Life Without Style, Uncategorized

[Beauty & Chatter] Seoul Fashion Week S/S 2020

Me? At a Fashion Week? I’ve not even been to any of the London ones!

But, as I am Seoul this year, I felt that I should experience it once or twice at least. You can have a look at my instagram over at @Swanzig_X where I’ve saved it all as a highlight (it’ll likely be up there for at least around a year or so after this post goes up).

I sort of had an outfit in mind for this particular week, but I didn’t have time to go out and shop to make it even better so the resulting ensemble was just my regular level of extra made to match my glasses (which are the kind that changes into sunglasses when needed!). My blouse was actually made with ties in front, but I tucked them in to show off my collarbones. My makeup is my recent go-to combo of NYX’s skin tint and Lilybyred eye paletteLilybyred eye palette, both reviewed here on the blog as well. The lipstick, if I remember correctly, was Clinique’s Icon Pop.

My outfit for Fashion Week

I felt like I was overdressed when I was walking to the subway, riding the subway, even getting off, because the regular fashion didn’t really change outside of Fashion Week. However, when my friend and I turned the corner from the station, the path was packed full of people, most in amazing outfits. I realised that I was not dressed up enough. So many outfits were different and stood out a lot, and the amazing people in these outfits *wanted* their picture to be taken. SO many photographers were there too, ready to snap.

Now, as for getting your picture taken, there were many ways of going about this:

  • Your outfit stands out in some way.
  • Your outfit doesn’t stand out, but you look like a model.
  • Get your friends to take a picture. If you’re already posing, some photographers might spot you and join in.

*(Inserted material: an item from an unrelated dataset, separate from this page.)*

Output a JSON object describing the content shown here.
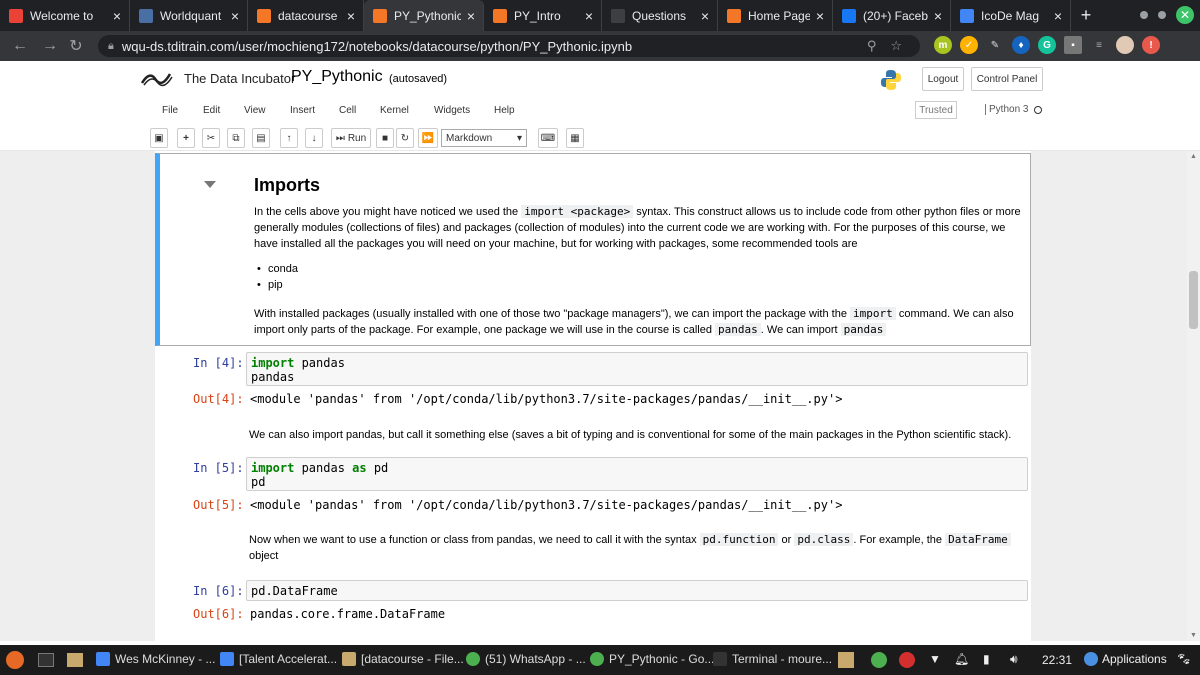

So really, the only real rule is to make yourself look good somehow. None of these tricks worked for me, though my friends got snapped a lot! They seem to really like seeing foreigners joining in as well.

My friend working it for the camera!

I am not sure how to describe typical Korean fashion in Seoul, but I noticed that my kind of style almost fits right in. Seoulites like to dress up. There are mirrors everywhere for you to keep check of your look, and you’ll see girls sitting on the subway with a roller in their fringe. I notice Korean women figured out the secrets of midi skirts long before I did. They make my short height look much better, hide my chonky legs and accentuate my smaller waist, not to mention they’re super airy in heat.

Street fashion can lean towards the sporty side, with many young people sporting all-black items from head to toe. I am told this can also be called ‘techwear’ where function meets fashion.

On the other end of the spectrum, there is the truly lazy, yet smartly put-together look – think oversized shirt meets loose trousers. Or a large jumper thrown on over jeans. Maybe a large pink cardigan over a pretty, frilly floral dress and boots. My lecturers here happen to really like giant shirts or shirt-dresses over their work trousers.


What I like about shopping in Korea so far is the number of small shops which still have quality items. I love how many smaller stores will have sale racks with things I actually want to buy! My skirt and top for my Fashion Week outfit were both bought in Seoul, at 10,000won each! In pounds, that’s under £14. crazy, right? Of course, there’s expensive items too, but a bit of hunting never hurt.

I also love that most of the items I see are my kind of style, so I can actually see myself wearing them! Sometimes I find fashion at home to be a little too much for me or not quite my aesthetic in other ways.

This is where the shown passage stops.